FRANKFORT – The Senate’s priority education reform bill will now head to the House floor after being approved by the House Committee on Education.

Senate Bill 1, sponsored by Sen. Mike Wilson, R-Bowling Green, passed with 16 yes votes and three pass votes from Rep. Mary Lou Marzian, D-Louisville; Rep. Attica Scott, D-Louisville; and Rep. Reginald Meeks, D-Louisville.

The bill would gradually alter the state’s education standards, giving the state Department of Education authority to review those standards every six years. It would also allow local school districts to develop teacher evaluation methods and criteria.

There would be a public review portion of the standards review, then a review of the suggestions by an advisory panel comprised of elementary, middle and high school teachers and a Kentucky higher education representative.

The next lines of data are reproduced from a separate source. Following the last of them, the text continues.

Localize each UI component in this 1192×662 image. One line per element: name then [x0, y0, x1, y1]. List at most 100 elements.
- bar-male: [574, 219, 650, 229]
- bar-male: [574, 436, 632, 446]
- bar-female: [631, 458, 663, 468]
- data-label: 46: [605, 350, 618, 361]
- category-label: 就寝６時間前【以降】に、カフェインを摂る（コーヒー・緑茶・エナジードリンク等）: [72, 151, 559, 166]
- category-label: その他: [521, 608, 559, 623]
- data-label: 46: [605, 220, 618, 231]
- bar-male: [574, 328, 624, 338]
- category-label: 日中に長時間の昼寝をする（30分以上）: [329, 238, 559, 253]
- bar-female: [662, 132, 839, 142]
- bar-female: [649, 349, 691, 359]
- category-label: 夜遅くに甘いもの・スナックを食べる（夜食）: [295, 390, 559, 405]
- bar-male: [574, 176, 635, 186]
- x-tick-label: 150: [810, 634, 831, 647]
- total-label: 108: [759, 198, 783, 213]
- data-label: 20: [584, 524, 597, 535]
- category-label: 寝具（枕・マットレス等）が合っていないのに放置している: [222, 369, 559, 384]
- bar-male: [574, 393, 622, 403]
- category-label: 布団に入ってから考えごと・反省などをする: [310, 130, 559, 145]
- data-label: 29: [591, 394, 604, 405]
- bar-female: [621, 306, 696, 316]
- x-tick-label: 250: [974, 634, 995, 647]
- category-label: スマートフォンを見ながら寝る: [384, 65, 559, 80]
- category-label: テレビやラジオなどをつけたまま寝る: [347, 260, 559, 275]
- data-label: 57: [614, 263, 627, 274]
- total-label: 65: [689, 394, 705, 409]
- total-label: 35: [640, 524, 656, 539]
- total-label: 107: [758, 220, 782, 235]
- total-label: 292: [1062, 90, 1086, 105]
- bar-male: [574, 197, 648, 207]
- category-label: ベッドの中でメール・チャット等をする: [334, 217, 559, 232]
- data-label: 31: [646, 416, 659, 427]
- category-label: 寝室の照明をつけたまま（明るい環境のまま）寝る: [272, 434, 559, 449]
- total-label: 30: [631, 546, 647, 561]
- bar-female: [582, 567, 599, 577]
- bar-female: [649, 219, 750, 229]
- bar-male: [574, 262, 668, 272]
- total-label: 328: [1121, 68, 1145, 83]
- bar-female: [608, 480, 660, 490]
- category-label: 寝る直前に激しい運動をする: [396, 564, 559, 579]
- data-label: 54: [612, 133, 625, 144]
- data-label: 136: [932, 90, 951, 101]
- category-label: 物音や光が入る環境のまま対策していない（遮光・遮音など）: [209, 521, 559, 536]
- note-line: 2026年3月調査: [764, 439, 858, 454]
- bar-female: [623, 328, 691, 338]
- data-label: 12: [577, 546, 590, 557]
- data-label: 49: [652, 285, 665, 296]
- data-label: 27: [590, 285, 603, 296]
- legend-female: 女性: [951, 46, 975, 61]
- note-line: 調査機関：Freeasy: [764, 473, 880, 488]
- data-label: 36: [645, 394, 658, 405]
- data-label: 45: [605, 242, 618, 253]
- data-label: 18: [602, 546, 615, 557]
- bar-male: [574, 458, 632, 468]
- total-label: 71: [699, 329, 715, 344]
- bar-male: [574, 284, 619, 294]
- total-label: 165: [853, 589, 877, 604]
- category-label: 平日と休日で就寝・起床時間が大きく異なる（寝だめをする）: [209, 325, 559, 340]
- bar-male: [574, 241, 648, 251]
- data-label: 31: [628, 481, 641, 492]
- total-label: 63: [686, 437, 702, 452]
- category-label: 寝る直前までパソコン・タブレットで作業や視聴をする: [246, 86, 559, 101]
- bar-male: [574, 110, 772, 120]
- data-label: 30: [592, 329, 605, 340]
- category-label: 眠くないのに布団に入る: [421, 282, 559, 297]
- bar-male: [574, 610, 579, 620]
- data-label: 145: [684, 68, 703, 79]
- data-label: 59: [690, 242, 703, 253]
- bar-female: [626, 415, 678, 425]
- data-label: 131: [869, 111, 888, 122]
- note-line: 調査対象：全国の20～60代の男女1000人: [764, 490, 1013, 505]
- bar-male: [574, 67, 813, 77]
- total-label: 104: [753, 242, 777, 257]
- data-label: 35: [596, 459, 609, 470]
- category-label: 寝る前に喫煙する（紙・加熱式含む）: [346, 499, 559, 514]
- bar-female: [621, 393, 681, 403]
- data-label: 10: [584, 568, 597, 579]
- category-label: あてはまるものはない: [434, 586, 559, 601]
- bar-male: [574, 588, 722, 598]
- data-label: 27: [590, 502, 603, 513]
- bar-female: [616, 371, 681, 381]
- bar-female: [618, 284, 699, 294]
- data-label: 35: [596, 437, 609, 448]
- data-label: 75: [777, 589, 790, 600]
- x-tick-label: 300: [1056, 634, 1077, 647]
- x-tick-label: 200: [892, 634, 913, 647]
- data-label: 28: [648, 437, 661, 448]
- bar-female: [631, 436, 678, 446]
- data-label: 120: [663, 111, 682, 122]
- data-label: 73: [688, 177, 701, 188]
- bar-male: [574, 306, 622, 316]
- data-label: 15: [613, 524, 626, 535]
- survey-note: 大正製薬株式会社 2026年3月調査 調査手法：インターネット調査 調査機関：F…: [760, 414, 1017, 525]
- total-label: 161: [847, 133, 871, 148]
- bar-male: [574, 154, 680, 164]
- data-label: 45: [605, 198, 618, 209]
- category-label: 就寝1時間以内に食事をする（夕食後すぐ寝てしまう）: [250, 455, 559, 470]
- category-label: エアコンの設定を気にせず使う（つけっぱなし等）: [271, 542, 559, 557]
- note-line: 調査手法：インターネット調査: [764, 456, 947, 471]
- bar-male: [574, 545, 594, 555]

The advisory panel’s standards recommendations would go to the Purpose for Advisory Panels who would recommend to Review and Development Committee changes in standards and/or alignment adjustments for assessments.

The recommendations would then go to the Standard Assessments Review and Development Committee which would consist of teachers in Math, Science, English and Social Studies, as well as a higher education representative, and they would review the three advisory panel findings and revise or replace existing standards and/or propose alignment adjustments for assessments.

Those recommendations would move to the Standards and Assessments Recommendation Committee consisting of three governor appointees, two Senators appointed by the Senate President, three Representatives appointed by the House Speaker and the Commissioner of Education, who would review processes to ensure that all feedback was heard before sending the final recommendations on to the Kentucky Board of Education which would review recommendations before adopting Kentucky Academic Standards and Assessment.

New state standards and corresponding aligned assessments would be implemented in Kentucky public schools no later than the second academic year following the review process.

Wilson said the bill has support of the Kentucky Education Association, Kentucky Association of School Superintendents, Kentucky School Boards Association and Gov. Matt Bevin’s office.

Wilson believes the legislation will have a big effect in an area where Kentucky has been lacking; postsecondary readiness of its high school graduates.

“Senate Bill 1 seeks to address these issues by, I believe, raising the floor and also raising the ceiling to deal with all students,” Wilson said.

Schools districts identified as failing would be given two to three years to turnaround their numbers before the state intervenes under the bill, giving the district the chance to correct things themselves at the local level.

“Maybe they want to put together their own plan for turnaround at that school, submit it to KDE approves it, they have the opportunity to do it themselves,” Wilson said. “It provides them for more choices and opportunities to really focus on turning these schools around.”

The legislation also calls for the state to pay for an additional ACT test to gauge where the student is academically earlier than is done now.

Currently, the state pays for only one ACT test during a student’s junior year.

“There’s a true indicator in that time frame that we still can have a couple of years to invest in those students, to help bring them to an even higher score,” Wilson said. “Kids always try harder on tests that matter.”

Rep. Phil Moffett, R-Louisville, expressed concerns with Kentucky Education Commissioner Stephen Pruitt with the nationwide issue of inflated success in education.

“I don’t really care if a school is proficient, I want to know if the kid is considered proficient,” Moffett said. “That’s what matters and I hope that we are going to be able to stick to some way to correlate all of this and be able to track it.”

“Once you change an assessment, obviously there’s a track back that you have to do from that perspective, but we want to have that conversation going forward, and I’m absolutely with you on the grade part,” Pruitt said.

The bill moves on to the full House for consideration.